Dwi menjelaskan bahwa dari total usulan per 28 September untuk menjadi (TKPK) di Kota Solo ada 4.906. Sedangkan 1.192 gagal memenuhi kriteria.
"Yang memenuhi kriteria ada 3714, sedangkan ada 3565 yang berhasil diimpor dan 151 gagal diimport," terangnya.
Dwi menjelaskan bahwa prosesnya akan dibagi menjadi 8 dengan 2 tahap pendataan, yakni verifikasi dan validasi. Hal tersebut sesuai dengan Surat Edaran bernomor B/185/M.SM.02.03/2022 perihal Status Kepegawaian di Lingkungan Instansi Pemerintah Pusat dan Pemerintah Daerah. Salah satu poinnya adalah adanya larangan pengangkatan pegawai diluar status PNS dan PPPK.
"Poin pertama adalah sumber pendapatan, umur minimal 20 tahun maksimal 56 tahun per Desember 2021, diangkat oleh kepala unit kerja, masa kerja per 31 Desember 2021 minimal 1 tahun. Itu yang bisa diverifikasi sejak awal berdasarkan kondisi terakhir," terangnya.
Proses validasi sendiri dilakukan oleh BKPSDM menggunakan sistem yang sudah disesuaikan oleh Badan Kepegawaian Nasional (BKN). Nantinya apabila ada data yang tidak sesuai dengan kriteria yang ditetapkan otomatis data tersebut tidak bisa diimport.
"Ada beberapa kriteria yang diatur di dalam sistem itu yang kemudian kalau ada ketidak sesuaian dengan data yang diminta itu nanti akan ada reject (penolakan). Misal ada permintaan terkait data pendidikan terkait dengan usia yang berdasarkan perhitungan yang melebihi jadinya otomatis tertolak," katanya.

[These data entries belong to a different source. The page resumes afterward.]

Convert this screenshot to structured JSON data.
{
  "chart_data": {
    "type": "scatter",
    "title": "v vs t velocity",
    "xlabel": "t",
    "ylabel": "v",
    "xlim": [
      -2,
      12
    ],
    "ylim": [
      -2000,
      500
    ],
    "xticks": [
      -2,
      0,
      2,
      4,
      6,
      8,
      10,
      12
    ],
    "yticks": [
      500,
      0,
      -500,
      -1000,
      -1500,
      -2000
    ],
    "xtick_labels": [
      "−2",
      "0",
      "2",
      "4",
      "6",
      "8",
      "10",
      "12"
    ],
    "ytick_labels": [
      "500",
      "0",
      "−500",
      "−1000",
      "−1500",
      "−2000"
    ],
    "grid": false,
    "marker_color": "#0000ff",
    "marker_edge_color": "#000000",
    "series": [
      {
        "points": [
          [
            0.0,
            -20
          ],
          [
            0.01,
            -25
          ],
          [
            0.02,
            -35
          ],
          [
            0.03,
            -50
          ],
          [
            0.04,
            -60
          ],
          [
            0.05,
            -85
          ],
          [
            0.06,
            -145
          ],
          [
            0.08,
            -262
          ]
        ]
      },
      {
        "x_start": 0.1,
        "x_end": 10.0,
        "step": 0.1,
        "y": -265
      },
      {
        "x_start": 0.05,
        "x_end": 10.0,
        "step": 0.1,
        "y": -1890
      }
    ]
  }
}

Namun, Dwi menjelaskan bahwa proses ini hanya sebagai pemetaan semata dan tidak menentukan apakah nanti akan terseleksi sebagai TKPK atau tidak. Ia mengatakan bahwa pendataan hanya sebagai proses inventarisasi sedangkan pengelolaannya akan dirumuskan oleh BKN.

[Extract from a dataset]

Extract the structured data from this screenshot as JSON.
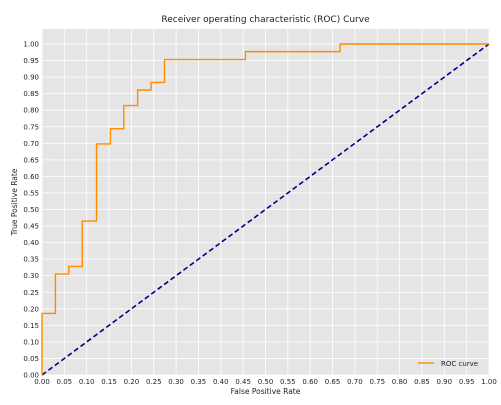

"Harapannya itu nanti akan menjadi dasar untuk formula kebijakan terkait dengan solusi penanganan honorer atau pegawai di daerah. Proses pemecahan atau pendataan itu tidak ada kaitannya dengan proses seleksi itu semata inventarisasi yang ada di daerah untuk kemudian nantinya akan menjadi bahan formulasi kebijakan," pungkasnya.